International bond portfolios: to hedge or not to hedge?
Μητρόπουλος, Ιωάννης Ν.
This thesis, as the title suggests is motivated by the fact that the hedging decision is a rather controversial matter, which cannot get a clear answer. Yet, the decision" To Hedge or not to Hedge?" is very important to thousands of investors and asset managers. With the thesis and the attendant empirical work, we shall try to shed some light on aspects of the extensive debate in the existing literature. The hedging motivation differs from investor to investor across the world. In the literature it has been almost exclusively analyzed from the perspective of the US investor.
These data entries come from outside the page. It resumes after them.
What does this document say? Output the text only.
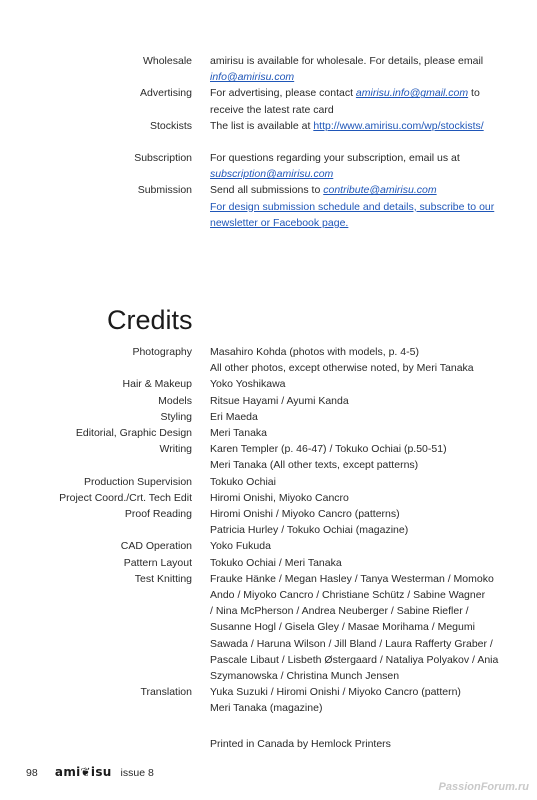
Wholesale amirisu is available for wholesale. For details, please email
info@amirisu.com
Advertising For advertising, please contact amirisu.info@gmail.com to
receive the latest rate card
Stockists The list is available at http://www.amirisu.com/wp/stockists/
Subscription For questions regarding your subscription, email us at
subscription@amirisu.com
Submission Send all submissions to contribute@amirisu.com
For design submission schedule and details, subscribe to our
newsletter or Facebook page.
Credits
Photography Masahiro Kohda (photos with models, p. 4-5)
All other photos, except otherwise noted, by Meri Tanaka
Hair & Makeup Yoko Yoshikawa
Models Ritsue Hayami / Ayumi Kanda
Styling Eri Maeda
Editorial, Graphic Design Meri Tanaka
Writing Karen Templer (p. 46-47) / Tokuko Ochiai (p.50-51)
Meri Tanaka (All other texts, except patterns)
Production Supervision Tokuko Ochiai
Project Coord./Crt. Tech Edit Hiromi Onishi, Miyoko Cancro
Proof Reading Hiromi Onishi / Miyoko Cancro (patterns)
Patricia Hurley / Tokuko Ochiai (magazine)
CAD Operation Yoko Fukuda
Pattern Layout Tokuko Ochiai / Meri Tanaka
Test Knitting Frauke Hänke / Megan Hasley / Tanya Westerman / Momoko
Ando / Miyoko Cancro / Christiane Schütz / Sabine Wagner
/ Nina McPherson / Andrea Neuberger / Sabine Riefler /
Susanne Hogl / Gisela Gley / Masae Morihama / Megumi
Sawada / Haruna Wilson / Jill Bland / Laura Rafferty Graber /
Pascale Libaut / Lisbeth Østergaard / Nataliya Polyakov / Ania
Szymanowska / Christina Munch Jensen
Translation Yuka Suzuki / Hiromi Onishi / Miyoko Cancro (pattern)
Meri Tanaka (magazine)
Printed in Canada by Hemlock Printers
98 ami❦isu issue 8
PassionForum.ru
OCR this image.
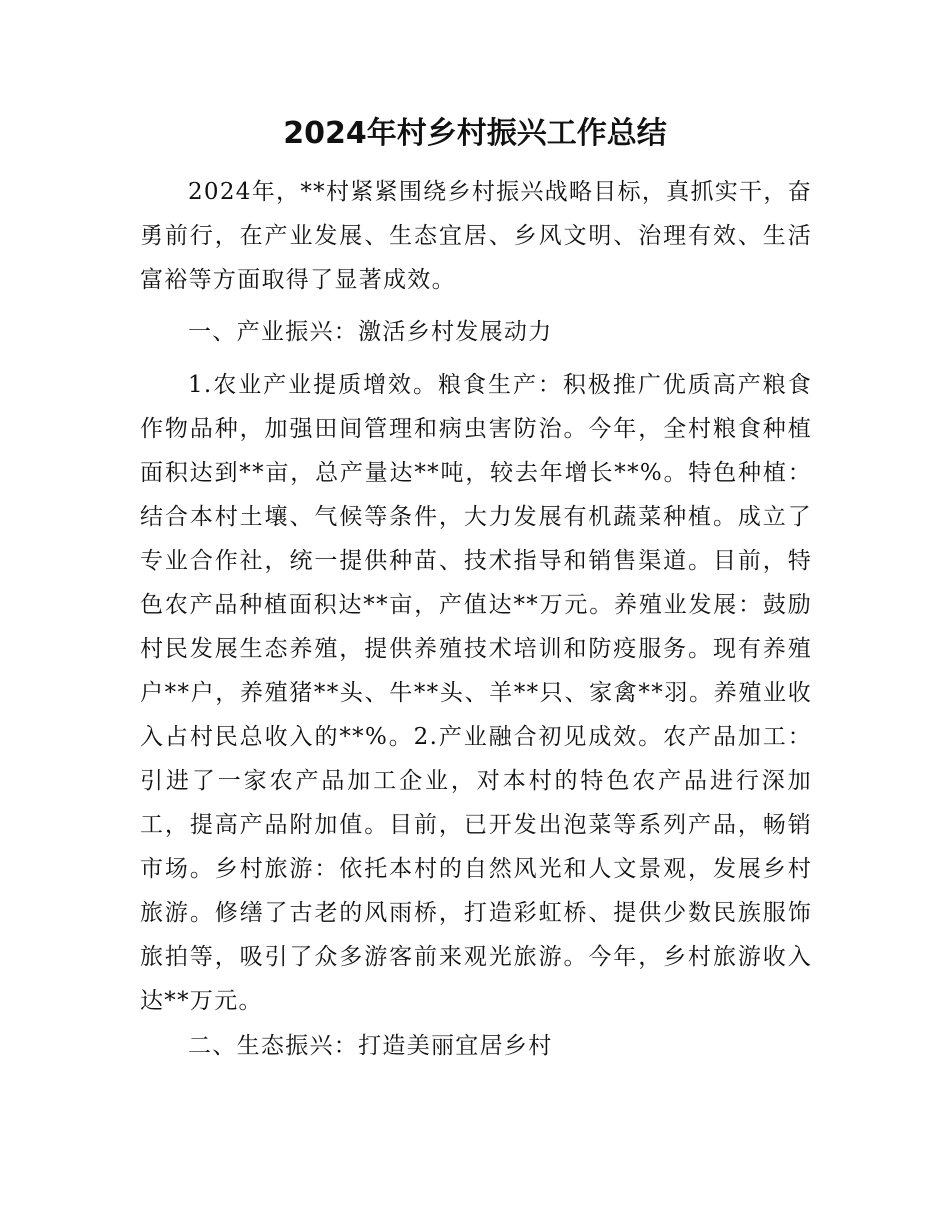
2024年村乡村振兴工作总结

2024年，**村紧紧围绕乡村振兴战略目标，真抓实干，奋勇前行，在产业发展、生态宜居、乡风文明、治理有效、生活富裕等方面取得了显著成效。

一、产业振兴：激活乡村发展动力

1.农业产业提质增效。粮食生产：积极推广优质高产粮食作物品种，加强田间管理和病虫害防治。今年，全村粮食种植面积达到**亩，总产量达**吨，较去年增长**%。特色种植：结合本村土壤、气候等条件，大力发展有机蔬菜种植。成立了专业合作社，统一提供种苗、技术指导和销售渠道。目前，特色农产品种植面积达**亩，产值达**万元。养殖业发展：鼓励村民发展生态养殖，提供养殖技术培训和防疫服务。现有养殖户**户，养殖猪**头、牛**头、羊**只、家禽**羽。养殖业收入占村民总收入的**%。2.产业融合初见成效。农产品加工：引进了一家农产品加工企业，对本村的特色农产品进行深加工，提高产品附加值。目前，已开发出泡菜等系列产品，畅销市场。乡村旅游：依托本村的自然风光和人文景观，发展乡村旅游。修缮了古老的风雨桥，打造彩虹桥、提供少数民族服饰旅拍等，吸引了众多游客前来观光旅游。今年，乡村旅游收入达**万元。

二、生态振兴：打造美丽宜居乡村
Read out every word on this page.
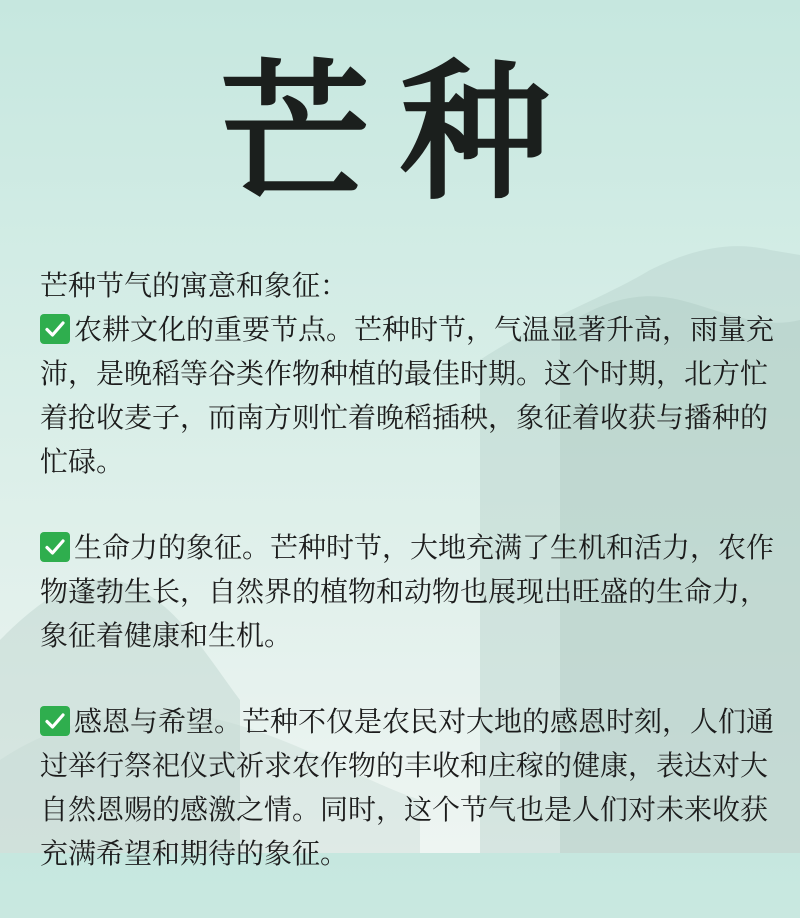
芒种

芒种节气的寓意和象征：

农耕文化的重要节点。芒种时节，气温显著升高，雨量充沛，是晚稻等谷类作物种植的最佳时期。这个时期，北方忙着抢收麦子，而南方则忙着晚稻插秧，象征着收获与播种的忙碌。

生命力的象征。芒种时节，大地充满了生机和活力，农作物蓬勃生长，自然界的植物和动物也展现出旺盛的生命力，象征着健康和生机。

感恩与希望。芒种不仅是农民对大地的感恩时刻，人们通过举行祭祀仪式祈求农作物的丰收和庄稼的健康，表达对大自然恩赐的感激之情。同时，这个节气也是人们对未来收获充满希望和期待的象征。
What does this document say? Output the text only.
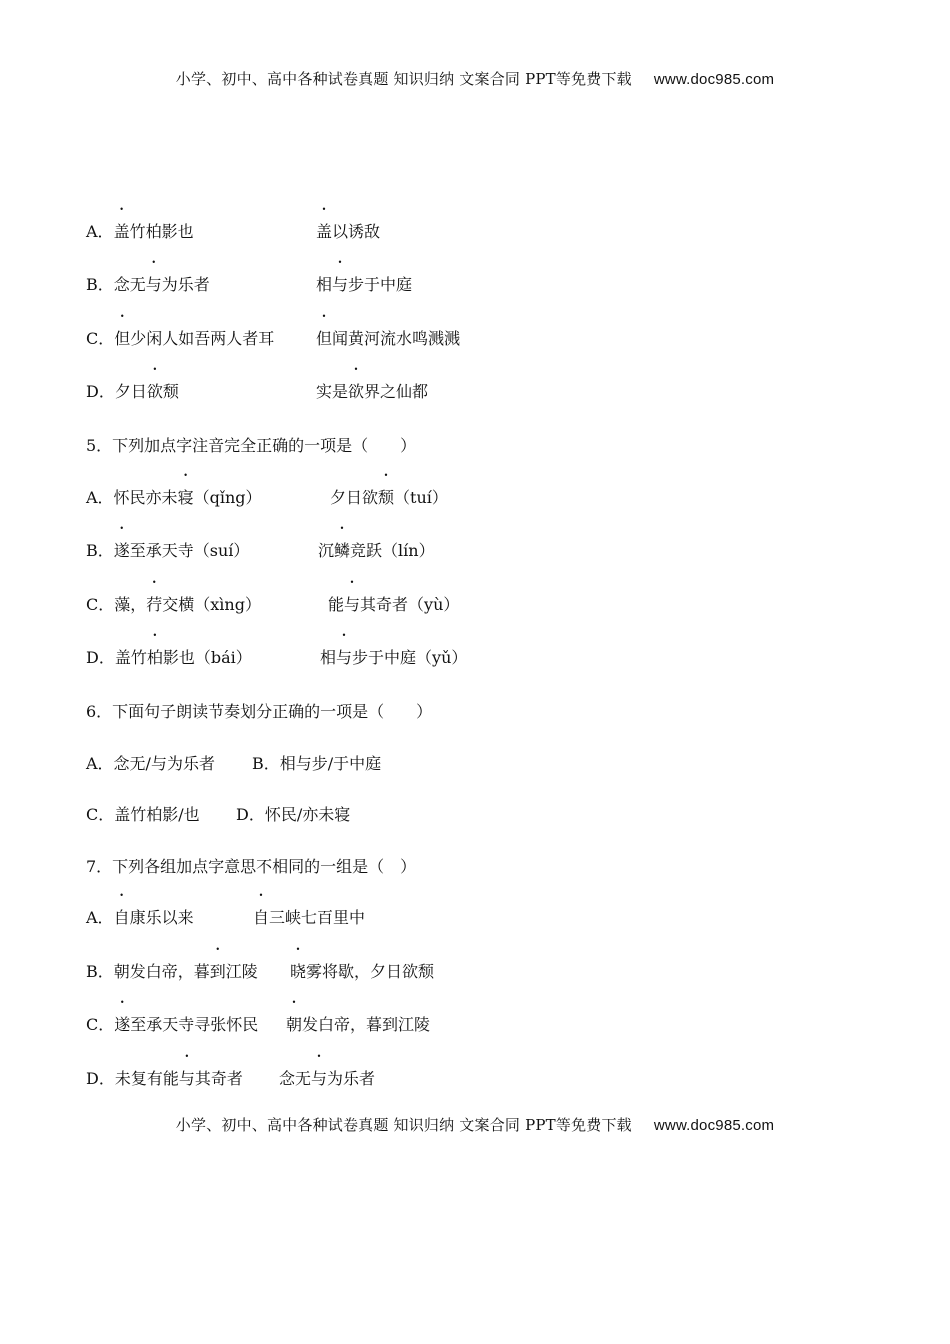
小学、初中、高中各种试卷真题 知识归纳 文案合同 PPT等免费下载 www.doc985.com
A．盖竹柏影也	盖以诱敌
B．念无与为乐者	相与步于中庭
C．但少闲人如吾两人者耳	但闻黄河流水鸣溅溅
D．夕日欲颓	实是欲界之仙都
5．下列加点字注音完全正确的一项是（　　）
A．怀民亦未寝（qǐng）	夕日欲颓（tuí）
B．遂至承天寺（suí）	沉鳞竞跃（lín）
C．藻，荇交横（xìng）	能与其奇者（yù）
D．盖竹柏影也（bái）	相与步于中庭（yǔ）
6．下面句子朗读节奏划分正确的一项是（　　）
A．念无/与为乐者 B．相与步/于中庭
C．盖竹柏影/也 D．怀民/亦未寝
7．下列各组加点字意思不相同的一组是（　）
A．自康乐以来	自三峡七百里中
B．朝发白帝，暮到江陵 晓雾将歇，夕日欲颓
C．遂至承天寺寻张怀民 朝发白帝，暮到江陵
D．未复有能与其奇者 念无与为乐者
小学、初中、高中各种试卷真题 知识归纳 文案合同 PPT等免费下载 www.doc985.com
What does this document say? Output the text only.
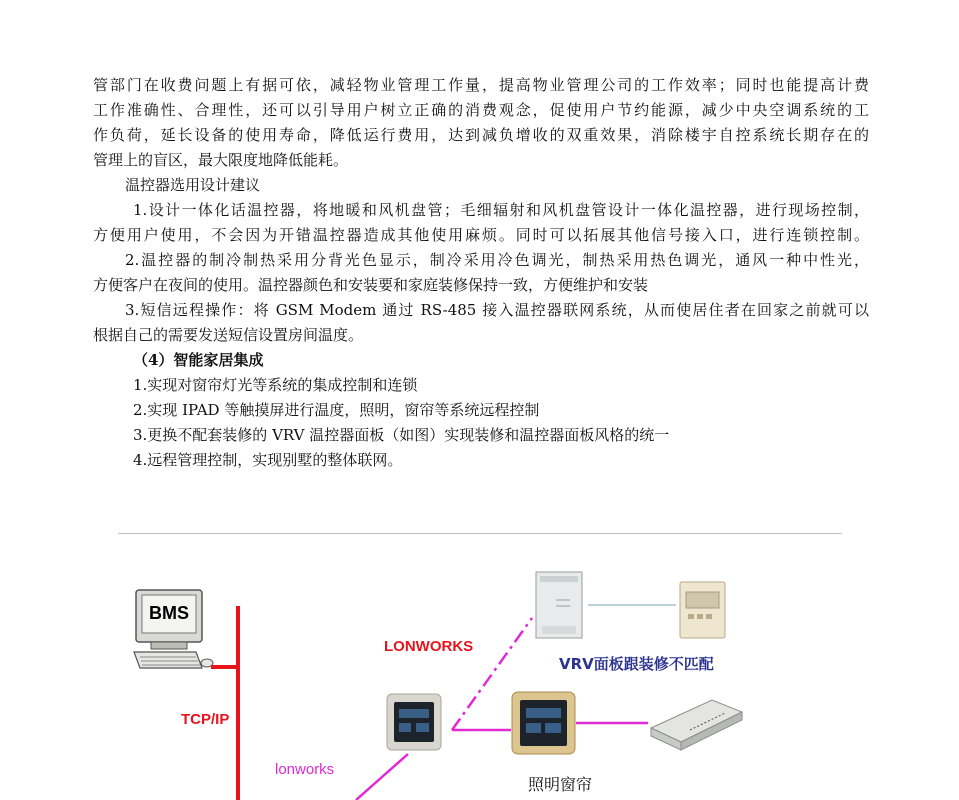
管部门在收费问题上有据可依，减轻物业管理工作量，提高物业管理公司的工作效率；同时也能提高计费
工作准确性、合理性，还可以引导用户树立正确的消费观念，促使用户节约能源，减少中央空调系统的工
作负荷，延长设备的使用寿命，降低运行费用，达到减负增收的双重效果，消除楼宇自控系统长期存在的
管理上的盲区，最大限度地降低能耗。
温控器选用设计建议
1.设计一体化话温控器，将地暖和风机盘管；毛细辐射和风机盘管设计一体化温控器，进行现场控制，
方便用户使用，不会因为开错温控器造成其他使用麻烦。同时可以拓展其他信号接入口，进行连锁控制。
2.温控器的制冷制热采用分背光色显示，制冷采用冷色调光，制热采用热色调光，通风一种中性光，
方便客户在夜间的使用。温控器颜色和安装要和家庭装修保持一致，方便维护和安装
3.短信远程操作：将 GSM Modem 通过 RS-485 接入温控器联网系统，从而使居住者在回家之前就可以
根据自己的需要发送短信设置房间温度。
（4）智能家居集成
1.实现对窗帘灯光等系统的集成控制和连锁
2.实现 IPAD 等触摸屏进行温度，照明，窗帘等系统远程控制
3.更换不配套装修的 VRV 温控器面板（如图）实现装修和温控器面板风格的统一
4.远程管理控制，实现别墅的整体联网。
BMS
TCP/IP
LONWORKS
VRV面板跟装修不匹配
照明窗帘
lonworks
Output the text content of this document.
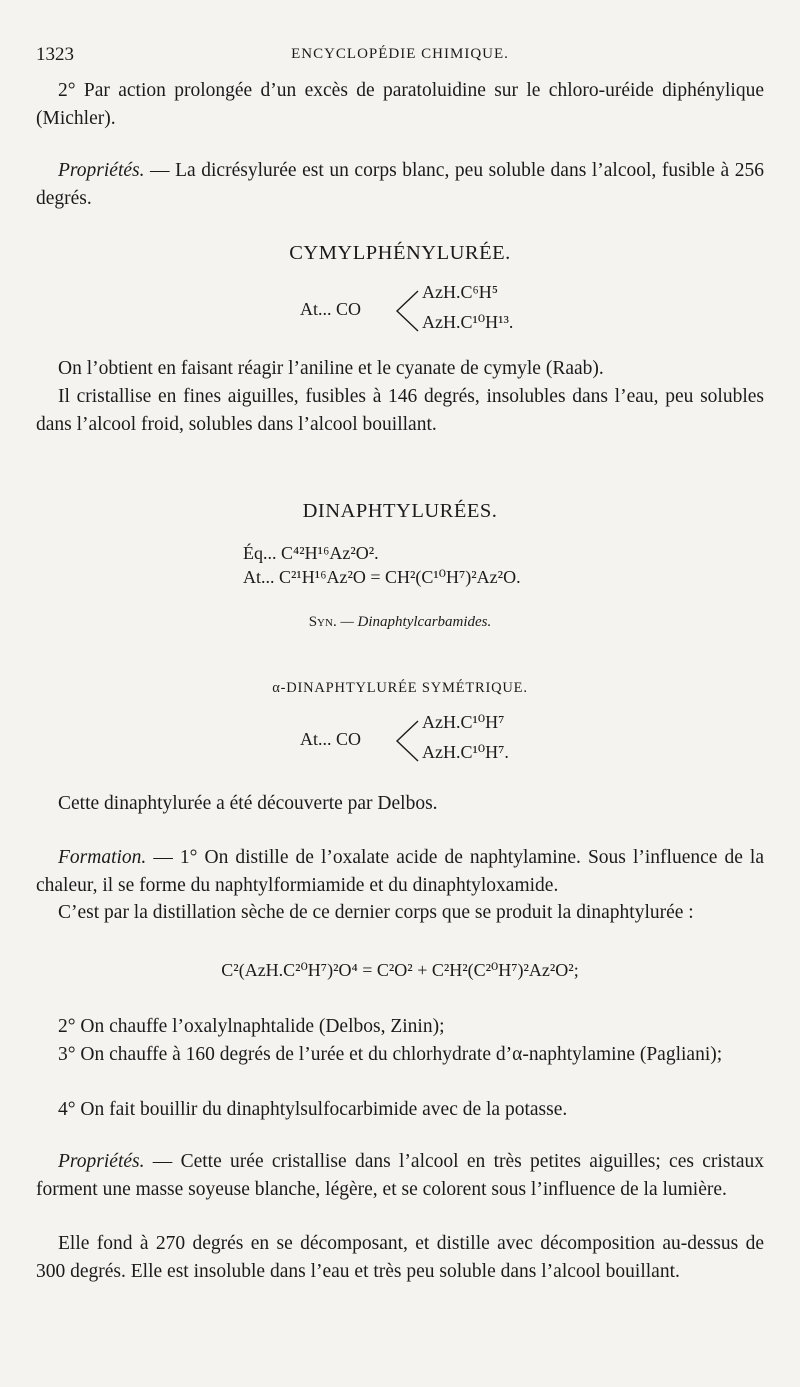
1323	ENCYCLOPÉDIE CHIMIQUE.
2° Par action prolongée d’un excès de paratoluidine sur le chloro-uréide diphénylique (Michler).
Propriétés. — La dicrésylurée est un corps blanc, peu soluble dans l’alcool, fusible à 256 degrés.
CYMYLPHÉNYLURÉE.
At... CO
AzH.C⁶H⁵
AzH.C¹⁰H¹³.
On l’obtient en faisant réagir l’aniline et le cyanate de cymyle (Raab).
Il cristallise en fines aiguilles, fusibles à 146 degrés, insolubles dans l’eau, peu solubles dans l’alcool froid, solubles dans l’alcool bouillant.
DINAPHTYLURÉES.
Éq... C⁴²H¹⁶Az²O².
At... C²¹H¹⁶Az²O = CH²(C¹⁰H⁷)²Az²O.
Syn. — Dinaphtylcarbamides.
α-DINAPHTYLURÉE SYMÉTRIQUE.
At... CO
AzH.C¹⁰H⁷
AzH.C¹⁰H⁷.
Cette dinaphtylurée a été découverte par Delbos.
Formation. — 1° On distille de l’oxalate acide de naphtylamine. Sous l’influence de la chaleur, il se forme du naphtylformiamide et du dinaphtyloxamide.
C’est par la distillation sèche de ce dernier corps que se produit la dinaphtylurée :
C²(AzH.C²⁰H⁷)²O⁴ = C²O² + C²H²(C²⁰H⁷)²Az²O²;
2° On chauffe l’oxalylnaphtalide (Delbos, Zinin);
3° On chauffe à 160 degrés de l’urée et du chlorhydrate d’α-naphtylamine (Pagliani);
4° On fait bouillir du dinaphtylsulfocarbimide avec de la potasse.
Propriétés. — Cette urée cristallise dans l’alcool en très petites aiguilles; ces cristaux forment une masse soyeuse blanche, légère, et se colorent sous l’influence de la lumière.
Elle fond à 270 degrés en se décomposant, et distille avec décomposition au-dessus de 300 degrés. Elle est insoluble dans l’eau et très peu soluble dans l’alcool bouillant.
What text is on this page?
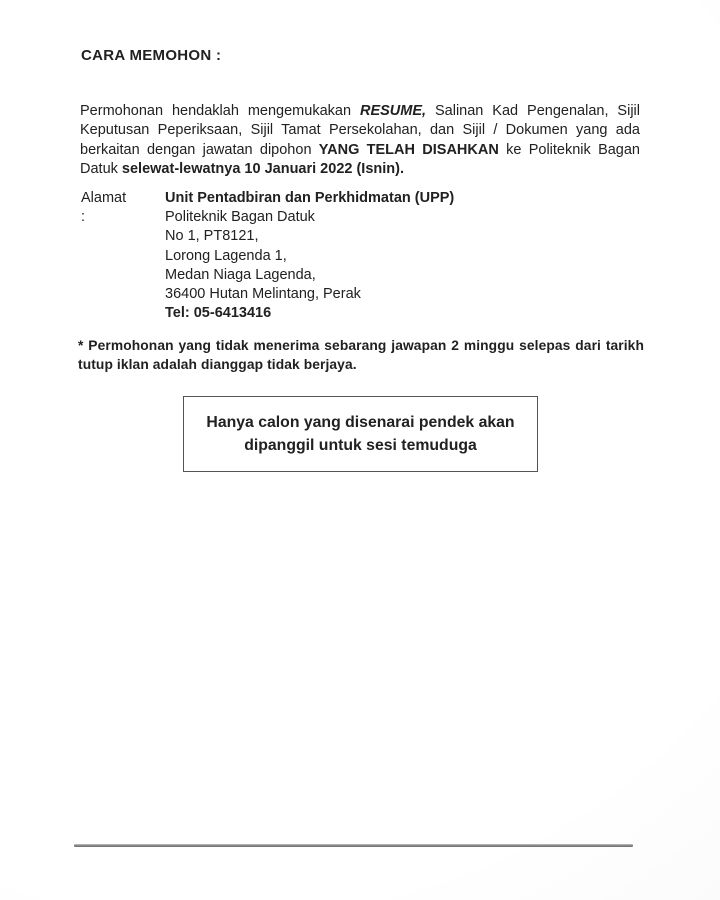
CARA MEMOHON :
Permohonan hendaklah mengemukakan RESUME, Salinan Kad Pengenalan, Sijil
Keputusan Peperiksaan, Sijil Tamat Persekolahan, dan Sijil / Dokumen yang ada
berkaitan dengan jawatan dipohon YANG TELAH DISAHKAN ke Politeknik Bagan
Datuk selewat-lewatnya 10 Januari 2022 (Isnin).
Alamat :
Unit Pentadbiran dan Perkhidmatan (UPP)
Politeknik Bagan Datuk
No 1, PT8121,
Lorong Lagenda 1,
Medan Niaga Lagenda,
36400 Hutan Melintang, Perak
Tel: 05-6413416
* Permohonan yang tidak menerima sebarang jawapan 2 minggu selepas dari tarikh
tutup iklan adalah dianggap tidak berjaya.
Hanya calon yang disenarai pendek akan
dipanggil untuk sesi temuduga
This study also analyzes it from the perspective of the European investor and the Japanese investor. The decision to hedge or not to hedge has grown in significance lately as the international capital has progressively become more mobile. Because of eliminations of the government's prohibitory the motivation for an international investment is being more and more strong. As a result, investors are exposed not only to the interest rate risk but to foreign exchange risk as well. The latter, additionally, appears to be more pronounced compared to the former. Hedging exchange rate risk is easier said than done. This has to do with the many aspects of the decision. Namely, should we make full or partial hedging? Is there any optimal hedge ratio? Should we face hedging as a passive strategy or an active one? Should we buy a particular foreign asset from a particular country or we must diversity in several countries? Or finally' should we hedge at all?